QSH materials have the unusual property of being electrical insulators in the bulk of the material, yet highly conductive on their edges. This could potentially make them a suitable material for new kinds of quantum electronic devices, many researchers believe.

But only two materials with QSH properties have been synthesized, and potential applications of these materials have been hampered by two serious drawbacks: Their bandgap, a property essential for making transistors and other electronic devices, is too small, giving a low signal-to-noise ratio; and they lack the ability to switch rapidly on and off. Now the MIT researchers say they have found ways to potentially circumvent both obstacles using 2-D materials that have been explored for other purposes.

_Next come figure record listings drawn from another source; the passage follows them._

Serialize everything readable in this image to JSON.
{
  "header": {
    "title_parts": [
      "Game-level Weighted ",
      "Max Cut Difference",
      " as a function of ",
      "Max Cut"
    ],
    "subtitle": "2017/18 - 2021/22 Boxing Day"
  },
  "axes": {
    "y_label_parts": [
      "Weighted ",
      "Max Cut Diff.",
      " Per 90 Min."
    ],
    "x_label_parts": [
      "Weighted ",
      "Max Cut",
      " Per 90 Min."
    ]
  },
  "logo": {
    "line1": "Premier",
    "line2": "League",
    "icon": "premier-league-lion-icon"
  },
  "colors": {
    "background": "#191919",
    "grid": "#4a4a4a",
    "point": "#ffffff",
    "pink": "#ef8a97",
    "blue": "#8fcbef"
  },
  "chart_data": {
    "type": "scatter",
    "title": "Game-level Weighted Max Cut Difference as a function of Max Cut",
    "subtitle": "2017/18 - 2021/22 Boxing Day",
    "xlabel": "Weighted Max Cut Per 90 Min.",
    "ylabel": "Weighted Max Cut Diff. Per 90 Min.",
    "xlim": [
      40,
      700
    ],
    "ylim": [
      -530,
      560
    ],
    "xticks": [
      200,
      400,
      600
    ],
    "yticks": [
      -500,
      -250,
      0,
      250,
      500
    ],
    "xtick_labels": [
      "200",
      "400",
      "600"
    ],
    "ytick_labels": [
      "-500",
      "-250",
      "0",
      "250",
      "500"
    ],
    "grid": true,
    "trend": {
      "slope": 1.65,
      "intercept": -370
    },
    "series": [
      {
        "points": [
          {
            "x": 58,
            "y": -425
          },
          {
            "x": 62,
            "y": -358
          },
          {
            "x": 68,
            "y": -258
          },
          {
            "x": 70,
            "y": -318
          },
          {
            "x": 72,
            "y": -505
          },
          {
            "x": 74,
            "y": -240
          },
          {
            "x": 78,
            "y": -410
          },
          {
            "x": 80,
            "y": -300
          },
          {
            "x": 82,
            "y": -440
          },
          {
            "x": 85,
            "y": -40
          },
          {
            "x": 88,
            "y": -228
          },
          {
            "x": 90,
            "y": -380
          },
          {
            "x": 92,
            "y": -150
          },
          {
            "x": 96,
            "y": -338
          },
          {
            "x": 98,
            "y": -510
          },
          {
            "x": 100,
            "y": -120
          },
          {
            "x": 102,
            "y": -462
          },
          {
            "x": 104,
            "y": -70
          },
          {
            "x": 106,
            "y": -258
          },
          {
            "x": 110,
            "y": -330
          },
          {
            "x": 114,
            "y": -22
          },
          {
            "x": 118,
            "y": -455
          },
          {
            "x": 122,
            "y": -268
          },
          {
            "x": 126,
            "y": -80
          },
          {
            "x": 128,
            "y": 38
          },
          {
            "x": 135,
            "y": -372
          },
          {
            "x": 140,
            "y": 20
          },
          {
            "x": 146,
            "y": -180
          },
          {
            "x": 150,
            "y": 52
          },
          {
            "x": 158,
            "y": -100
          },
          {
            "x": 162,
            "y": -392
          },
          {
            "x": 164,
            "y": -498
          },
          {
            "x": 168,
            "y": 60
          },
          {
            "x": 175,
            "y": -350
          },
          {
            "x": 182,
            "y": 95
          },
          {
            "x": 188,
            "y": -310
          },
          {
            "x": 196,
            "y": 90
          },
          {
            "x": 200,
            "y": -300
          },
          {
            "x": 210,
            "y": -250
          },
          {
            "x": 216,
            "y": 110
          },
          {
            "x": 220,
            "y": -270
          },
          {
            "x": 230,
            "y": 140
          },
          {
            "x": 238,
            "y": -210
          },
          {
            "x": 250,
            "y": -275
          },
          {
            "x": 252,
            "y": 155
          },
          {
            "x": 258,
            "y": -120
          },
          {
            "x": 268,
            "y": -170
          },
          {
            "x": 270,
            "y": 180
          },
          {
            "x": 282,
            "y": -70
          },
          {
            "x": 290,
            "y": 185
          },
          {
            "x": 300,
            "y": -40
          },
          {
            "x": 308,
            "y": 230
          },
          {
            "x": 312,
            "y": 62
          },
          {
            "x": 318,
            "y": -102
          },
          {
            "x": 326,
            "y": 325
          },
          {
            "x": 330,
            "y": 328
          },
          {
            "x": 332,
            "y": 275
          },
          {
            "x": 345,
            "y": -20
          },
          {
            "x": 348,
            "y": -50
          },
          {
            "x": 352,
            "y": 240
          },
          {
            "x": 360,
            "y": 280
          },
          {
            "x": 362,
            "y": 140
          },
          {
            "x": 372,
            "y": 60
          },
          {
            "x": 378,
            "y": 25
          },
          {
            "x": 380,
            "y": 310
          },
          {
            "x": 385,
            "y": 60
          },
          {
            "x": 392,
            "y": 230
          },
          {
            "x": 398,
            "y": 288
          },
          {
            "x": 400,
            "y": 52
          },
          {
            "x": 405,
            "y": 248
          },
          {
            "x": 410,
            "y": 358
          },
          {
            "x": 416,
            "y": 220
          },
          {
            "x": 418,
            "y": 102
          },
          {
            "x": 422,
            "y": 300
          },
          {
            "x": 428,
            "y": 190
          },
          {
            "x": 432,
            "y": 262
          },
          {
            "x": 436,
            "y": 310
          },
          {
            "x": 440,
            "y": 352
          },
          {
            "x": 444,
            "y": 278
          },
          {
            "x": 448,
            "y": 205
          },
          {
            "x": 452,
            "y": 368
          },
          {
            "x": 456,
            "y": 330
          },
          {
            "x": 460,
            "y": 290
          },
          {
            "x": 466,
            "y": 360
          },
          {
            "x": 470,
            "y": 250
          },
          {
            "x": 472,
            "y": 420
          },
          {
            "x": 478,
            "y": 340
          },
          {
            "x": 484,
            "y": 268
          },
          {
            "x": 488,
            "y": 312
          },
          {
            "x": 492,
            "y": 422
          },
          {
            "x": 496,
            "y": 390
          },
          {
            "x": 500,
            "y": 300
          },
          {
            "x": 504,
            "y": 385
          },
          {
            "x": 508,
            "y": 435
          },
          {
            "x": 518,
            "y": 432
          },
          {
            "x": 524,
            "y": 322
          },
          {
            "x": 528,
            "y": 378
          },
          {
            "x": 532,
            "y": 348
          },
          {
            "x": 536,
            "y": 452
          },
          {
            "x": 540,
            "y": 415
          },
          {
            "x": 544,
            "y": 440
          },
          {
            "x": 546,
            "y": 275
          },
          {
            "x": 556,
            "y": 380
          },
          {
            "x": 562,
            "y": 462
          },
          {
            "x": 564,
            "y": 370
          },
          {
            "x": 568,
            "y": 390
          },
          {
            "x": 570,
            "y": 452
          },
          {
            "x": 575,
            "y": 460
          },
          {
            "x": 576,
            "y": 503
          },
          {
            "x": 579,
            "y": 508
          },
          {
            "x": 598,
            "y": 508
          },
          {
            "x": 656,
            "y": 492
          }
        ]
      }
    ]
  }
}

Existing QSH materials only work at very low temperatures and under difficult conditions, Fu says, adding that “the materials we predicted to exhibit this effect are widely accessible. … The effects could be observed at relatively high temperatures.”

“What is discovered here is a true 2-D material that has this [QSH] characteristic,” Li says. “The edges are like perfect quantum wires.”

The MIT researchers say this could lead to new kinds of low-power quantum electronics, as well as spintronics devices—a kind of electronics in which the spin of electrons, rather than their electrical charge, is used to carry information.

Graphene, a 2-D, one-atom-thick form of carbon with unusual electrical and mechanical properties, has been the subject of much research, which has led to further research on similar 2-D materials. But until now, few researchers have examined these materials for possible QSH effects, the MIT team says. “2-D materials are a very active field for a lot of potential applications,” Qian says—and this team’s theoretical work now shows that at least six such materials do share these QSH properties.

The MIT researchers studied materials known as transition metal dichalcogenides, a family of compounds made from the transition metals molybdenum or tungsten and the nonmetals tellurium, selenium, or sulfur. These compounds naturally form thin sheets, just atoms thick, that can spontaneously develop a dimerization pattern in their crystal structure. It is this lattice dimerization that produces the effects studied by the MIT team.

While the new work is theoretical, the team produced a design for a new kind of transistor based on the calculated effects. Called a topological field-effect transistor, or TFET, the design is based on a single layer of the 2-D material sandwiched by two layers of 2-D boron nitride. The researchers say such devices could be produced at very high density on a chip and have very low losses, allowing high-efficiency operation.

By applying an electric field to the material, the QSH state can be switched on and off, making possible a host of electronic and spintronic devices, they say.

In addition, this is one of the most promising known materials for possible use in quantum computers, the researchers say. Quantum computing is usually susceptible to disruption—technically, a loss of coherence—from even very small perturbations. But, Li says, topological quantum computers “cannot lose coherence from small perturbations. It’s a big advantage for quantum information processing.”

Because so much research is already under way on these 2-D materials for other purposes, methods of making them efficiently may be developed by other groups and could then be applied to the creation of new QSH electronic devices, Qian says.